Last week, we had the chance to attend the Jack A. Litzenberg Lifetime Achievement Award Luncheon at the Association for Enterprise Opportunity’s 2012 National Conference “The Power of Microbusiness.” As newcomers to the field of microbusiness, we did not know much about Jack’s legacy or how much he contributed to the creation of the field. However, after attending the luncheon, meeting Jack and listening to the touching testimonials to his leadership, creativity and dedication, we feel indebted to Jack. For nearly thirty years, Jack Litzenberg’s grant making at the Charles Stewart Mott Foundation played a fundamental role in the development of a movement to empower low-income entrepreneurs to start their own businesses and move up the economic ladder.

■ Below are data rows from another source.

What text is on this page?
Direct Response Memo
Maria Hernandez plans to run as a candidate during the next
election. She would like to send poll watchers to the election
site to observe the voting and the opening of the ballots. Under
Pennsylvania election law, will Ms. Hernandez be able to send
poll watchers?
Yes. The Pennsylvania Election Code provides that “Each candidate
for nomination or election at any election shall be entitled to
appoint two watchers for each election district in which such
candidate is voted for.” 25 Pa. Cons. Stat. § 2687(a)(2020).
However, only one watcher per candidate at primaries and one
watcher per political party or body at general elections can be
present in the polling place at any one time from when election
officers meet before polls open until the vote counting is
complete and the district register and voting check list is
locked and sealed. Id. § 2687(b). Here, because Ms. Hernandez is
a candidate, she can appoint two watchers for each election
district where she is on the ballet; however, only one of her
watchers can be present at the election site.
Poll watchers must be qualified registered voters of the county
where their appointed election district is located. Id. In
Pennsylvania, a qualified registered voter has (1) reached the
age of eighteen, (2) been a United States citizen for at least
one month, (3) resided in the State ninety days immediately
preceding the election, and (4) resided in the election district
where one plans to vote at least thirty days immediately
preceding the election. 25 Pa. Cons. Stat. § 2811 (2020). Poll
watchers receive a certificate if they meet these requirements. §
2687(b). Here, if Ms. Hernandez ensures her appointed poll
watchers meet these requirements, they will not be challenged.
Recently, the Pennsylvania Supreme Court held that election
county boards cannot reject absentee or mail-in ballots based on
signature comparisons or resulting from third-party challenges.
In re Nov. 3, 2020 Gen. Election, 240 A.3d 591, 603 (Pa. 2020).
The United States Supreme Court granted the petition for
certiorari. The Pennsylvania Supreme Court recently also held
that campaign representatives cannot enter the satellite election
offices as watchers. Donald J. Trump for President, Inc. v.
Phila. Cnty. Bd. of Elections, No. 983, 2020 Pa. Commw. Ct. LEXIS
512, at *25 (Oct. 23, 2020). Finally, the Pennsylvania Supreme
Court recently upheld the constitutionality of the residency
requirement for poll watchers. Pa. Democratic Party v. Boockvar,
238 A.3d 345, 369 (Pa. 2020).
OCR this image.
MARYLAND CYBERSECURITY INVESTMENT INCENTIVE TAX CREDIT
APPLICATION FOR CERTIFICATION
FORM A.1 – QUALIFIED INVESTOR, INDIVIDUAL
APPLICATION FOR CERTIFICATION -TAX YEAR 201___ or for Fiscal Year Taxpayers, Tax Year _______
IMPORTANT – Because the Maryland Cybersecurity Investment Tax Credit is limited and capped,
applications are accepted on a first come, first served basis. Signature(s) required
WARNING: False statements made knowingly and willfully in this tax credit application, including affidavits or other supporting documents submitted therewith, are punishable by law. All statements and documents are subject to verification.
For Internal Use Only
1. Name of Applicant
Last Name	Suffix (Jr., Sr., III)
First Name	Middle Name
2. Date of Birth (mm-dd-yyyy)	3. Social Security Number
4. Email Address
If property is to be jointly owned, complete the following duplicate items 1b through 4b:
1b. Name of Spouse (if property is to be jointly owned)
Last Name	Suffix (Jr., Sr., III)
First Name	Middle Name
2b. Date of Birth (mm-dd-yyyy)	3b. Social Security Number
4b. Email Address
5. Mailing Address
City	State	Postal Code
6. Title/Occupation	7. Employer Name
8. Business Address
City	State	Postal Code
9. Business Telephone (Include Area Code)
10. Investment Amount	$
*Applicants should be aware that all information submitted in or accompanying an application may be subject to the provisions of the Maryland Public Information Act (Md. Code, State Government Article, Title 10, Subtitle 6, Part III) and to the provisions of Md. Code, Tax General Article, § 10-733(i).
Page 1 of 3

Leaders from all across the field of microenterprise, including CFED’s founder Bob Friedman, gave passionate remarks about Jack and his many years of work with the Mott Foundation funding amazing projects. Bob Friedman’s words especially resonated with us. The poem below, “Jack’s Hands,” written by Bob, expresses the awe-inspiring nature of Jack Litzenberg’s work:
Calloused and rough,
Brave and bold,
Pointing to promise --
The product of reality’s sanding.
Cramped crafting the script,
Now piercing the sky,
Dancing with imagined possibility
That leaves millions more standing.
Too big for his chest:
Present and future.
Kids who deserve more,
Entrepreneurs but for lack of a seed,
Skilled workers but for a path,
Social entrepreneurs, imagining better:
To all, an encouraging and gentle lift,
That rarest and most valuable of gifts.
Brimming with ideas
Of a better world
And the ways there.
A furrowed, full and expansive brow,
A generous world to plow.
In Jack’s hands, heart and head,
We have been shaped and bred,
Taught, nourished, loved and fed
Freed, calmed, centered, led.
We are in the best of company.
Thank you, Jack.
March 30, 2012
The field that Jack helped build is the field in which we are now building our careers. Jack retired in January from the Mott Foundation, and as new entrants to the microenterprise field, we’re excited to have inherited a legacy as monumental, unique and celebrated as Jack’s.